(London) – A new poll shows that 91% of women and 85% of men believe that children should have access to information about harm done to them in utero to help them get diagnosis and support (only 1% of women disagreed or strongly disagreed and 2% of men). 85% of women and 74% of men believe drinking alcohol in pregnancy should be noted as part of routine antenatal care (only 5% of women and 6% of men disagreed or strongly disagreed). These finding show massive public support exists for the intent of the draft Quality Standard on Fetal Alcohol Spectrum Disorder (FASD) being produced by NICE, the National Institute for Health and Care Excellence. FASD is a relatively unknown neurodevelopmental condition which experts say is more prevalent than autism but often undiagnosed.
According to Joanna Buckard of the National Organisation for FASD, which commissioned the poll, “This poll strongly suggests that framing of these discussions is important. While we understand the limits of this sort of poll, these results reflect what we’ve been hearing from members of the public and experts for years. Information about exposure to alcohol in pregnancy is the first step toward diagnosis and is needed for the more than 90% on the FASD spectrum without the distinctive facial features.
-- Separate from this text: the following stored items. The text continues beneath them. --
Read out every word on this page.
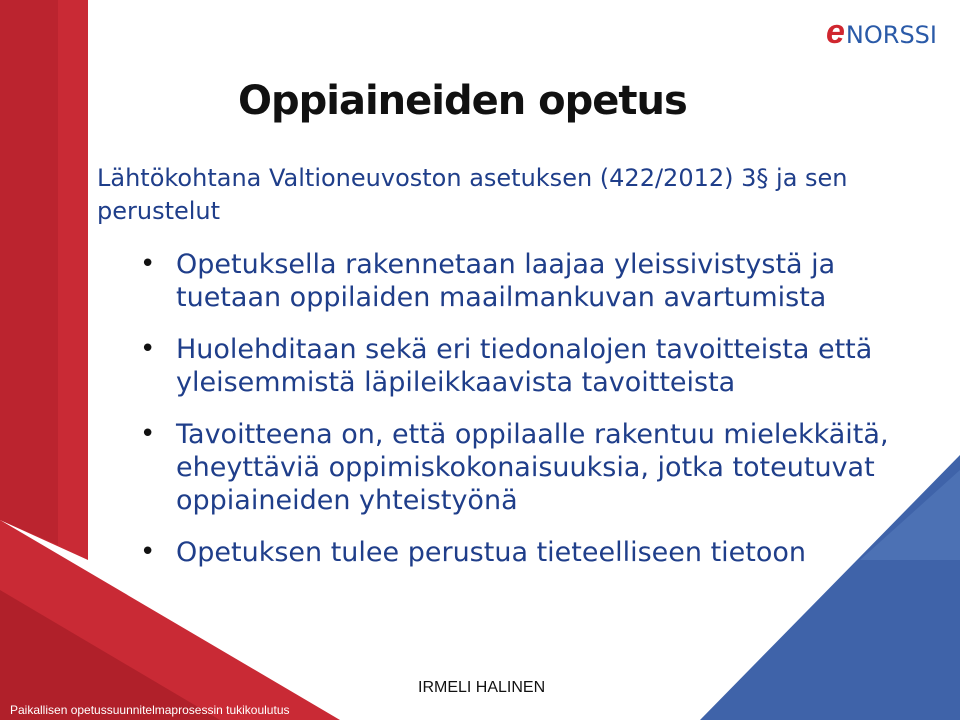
e NORSSI
Oppiaineiden opetus

Lähtökohtana Valtioneuvoston asetuksen (422/2012) 3§ ja sen perustelut

• Opetuksella rakennetaan laajaa yleissivistystä ja tuetaan oppilaiden maailmankuvan avartumista
• Huolehditaan sekä eri tiedonalojen tavoitteista että yleisemmistä läpileikkaavista tavoitteista
• Tavoitteena on, että oppilaalle rakentuu mielekkäitä, eheyttäviä oppimiskokonaisuuksia, jotka toteutuvat oppiaineiden yhteistyönä
• Opetuksen tulee perustua tieteelliseen tietoon
IRMELI HALINEN
Paikallisen opetussuunnitelmaprosessin tukikoulutus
Every child with a disability has the right to the correct diagnosis. Having the right diagnosis can be the key to understanding and support. This can be life changing.”
Dr Cassie Jackson of the Centre for FASD in Suffolk said, “Lacking this key information when children come for assessment can mean the difference between receiving a diagnosis that will facilitate appropriate support from services moving forward; and continuing undiagnosed, leaving children and young people potentially misunderstood for a lifetime. Accurate documenting of alcohol use during pregnancy is absolutely necessary for timely and accurate diagnosis.”
Jan Griffin said, “Smoking is recorded in pregnancy, so too should alcohol consumption. I’m a birth mother to a child with FASD and I wish I had been advised better. The right of the young child to an early diagnosis would be any mother’s wish. As a birth mum, I am astounded that some women are thinking only of misplaced privacy. The purpose of noting alcohol consumption is not to nanny state nor cast shame or guilt. As in smoking, genetic disorders, hereditary disabilities the purpose is to access early diagnosis of a condition, be it Down syndrome, cystic fibrosis, low birth weight and FASD. We have an opportunity to help mothers like myself avoid unnecessary outcomes.”
Buckard said, “For 16 years as a trainer in this field, I have repeatedly heard adoptive parents and carers’ frustration at not being able to access diagnosis. Especially heartbreaking are cases of looked after children moving toward independence with no diagnosis and no support. National FASD welcomes the coming NICE Quality Standard on FASD and believes it will be a game changer.”
Sharon Jackson said, “As mum to five young adults with FASD, having a diagnosis and understanding what their problems are is key to their well-being. Why would anyone want to deny access to key information for diagnosis?”
Dr Carolyn Blackburn, Birmingham City University who has authored books on FASD and education said, “We made a commitment to valuing the first 1001 days from conception to 24 months, why then do argue against asking questions that honour this commitment and protect children?”